The resolution comes a month after Richmond reportedly became the first U.S. city to pass a resolution calling for a ceasefire. But Richmond City Council’s resolution on Oct. 25 went further, condemning Israel.   

As in Richmond, hundreds of people attended the Oakland City Council meeting. Four rooms in City Hall were full of people interested in the resolution. During the meeting, cheers and boos were heard throughout the building as well as outside, with voices chanting “Free Palestine.”

The meeting lasted more than five hours and was mostly dedicated to public speakers, both online and in person. There were also more than 1,200 e-comments on the city’s website. Most speakers and comments supported a ceasefire, and some people called for the resolution to include the amendments introduced by Kalb.

Cheers were heard throughout the building when all councilmembers agreed to support the resolution. 

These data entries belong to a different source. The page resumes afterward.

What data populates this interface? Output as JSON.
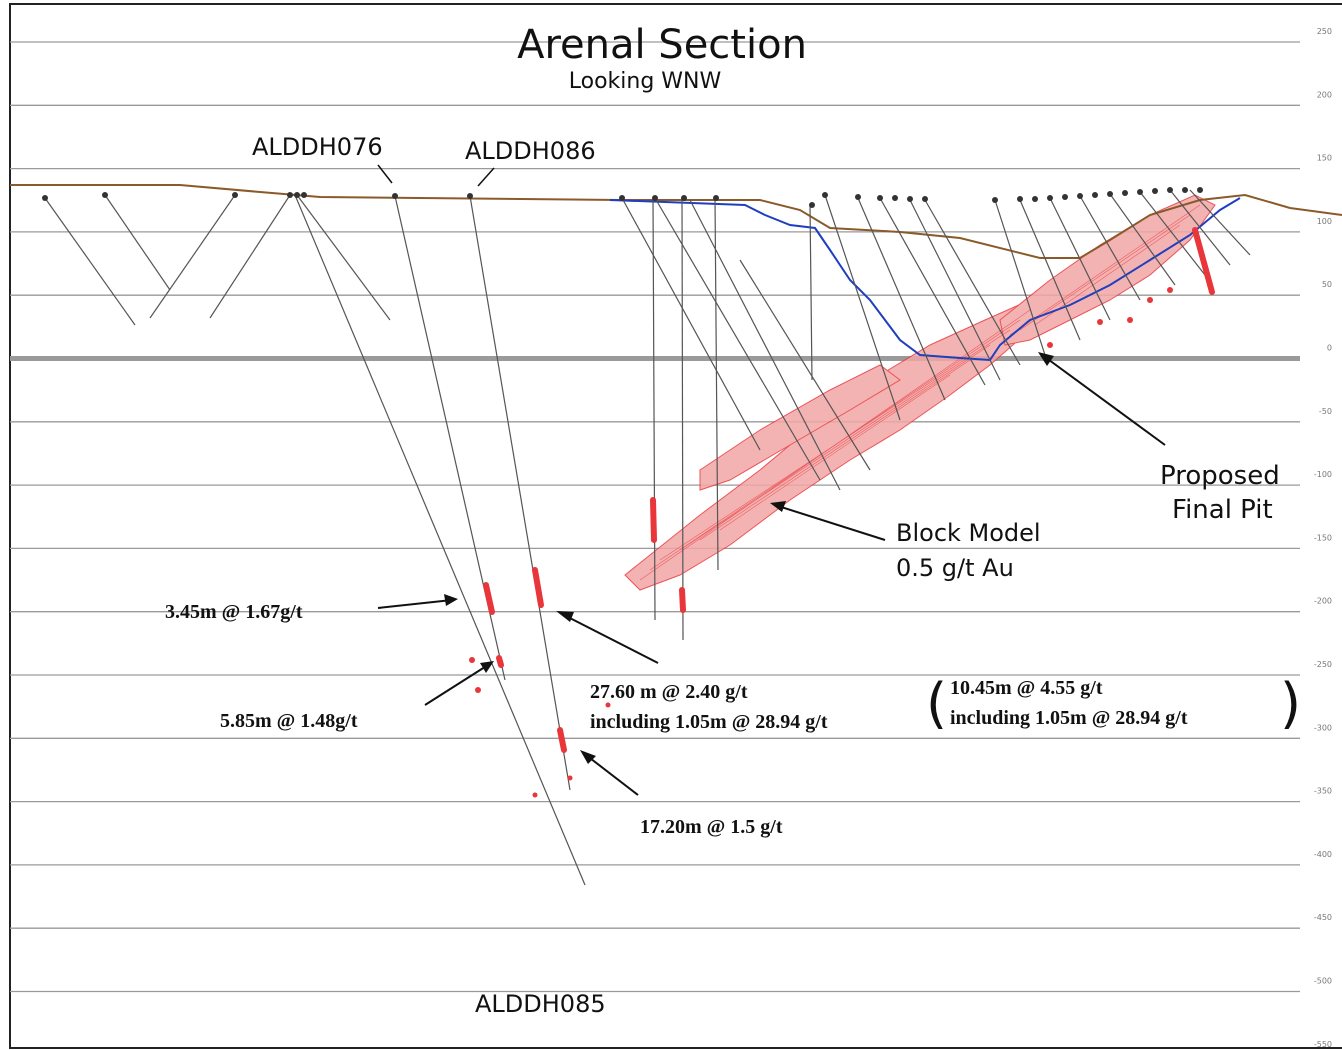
{
  "title": "Arenal Section",
  "subtitle": "Looking WNW",
  "elevation_ticks": [
    "250",
    "200",
    "150",
    "100",
    "50",
    "0",
    "-50",
    "-100",
    "-150",
    "-200",
    "-250",
    "-300",
    "-350",
    "-400",
    "-450",
    "-500",
    "-550"
  ],
  "holes": {
    "aldhd076": "ALDDH076",
    "aldhd086": "ALDDH086",
    "aldhd085": "ALDDH085"
  },
  "intercepts": {
    "i1": "3.45m @ 1.67g/t",
    "i2": "5.85m @ 1.48g/t",
    "i3_line1": "27.60 m @ 2.40 g/t",
    "i3_line2": "including 1.05m @ 28.94 g/t",
    "i4_line1": "10.45m @ 4.55 g/t",
    "i4_line2": "including 1.05m @ 28.94 g/t",
    "i5": "17.20m @ 1.5 g/t"
  },
  "annotations": {
    "block_model_l1": "Block Model",
    "block_model_l2": "0.5 g/t Au",
    "pit_l1": "Proposed",
    "pit_l2": "Final Pit"
  },
  "colors": {
    "topography": "#8b5a2b",
    "pit_outline": "#1f3fbf",
    "ore_body": "#e8363a",
    "drill_trace": "#555555",
    "grid": "#9a9a9a"
  }
}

The resolution adds Oakland to the list of U.S. cities supporting a resolution that was introduced in Congress but has yet to come to a vote. In addition to a ceasefire and the release of hostages, the resolution demands unrestricted entry of humanitarian aid to Gaza and for the provision of basic needs such as food, water, electricity, and medical supplies. It also calls for the respect of international law.

There is currently a temporary truce between Israel and Hamas, which was supposed to end Monday but was extended for two more days.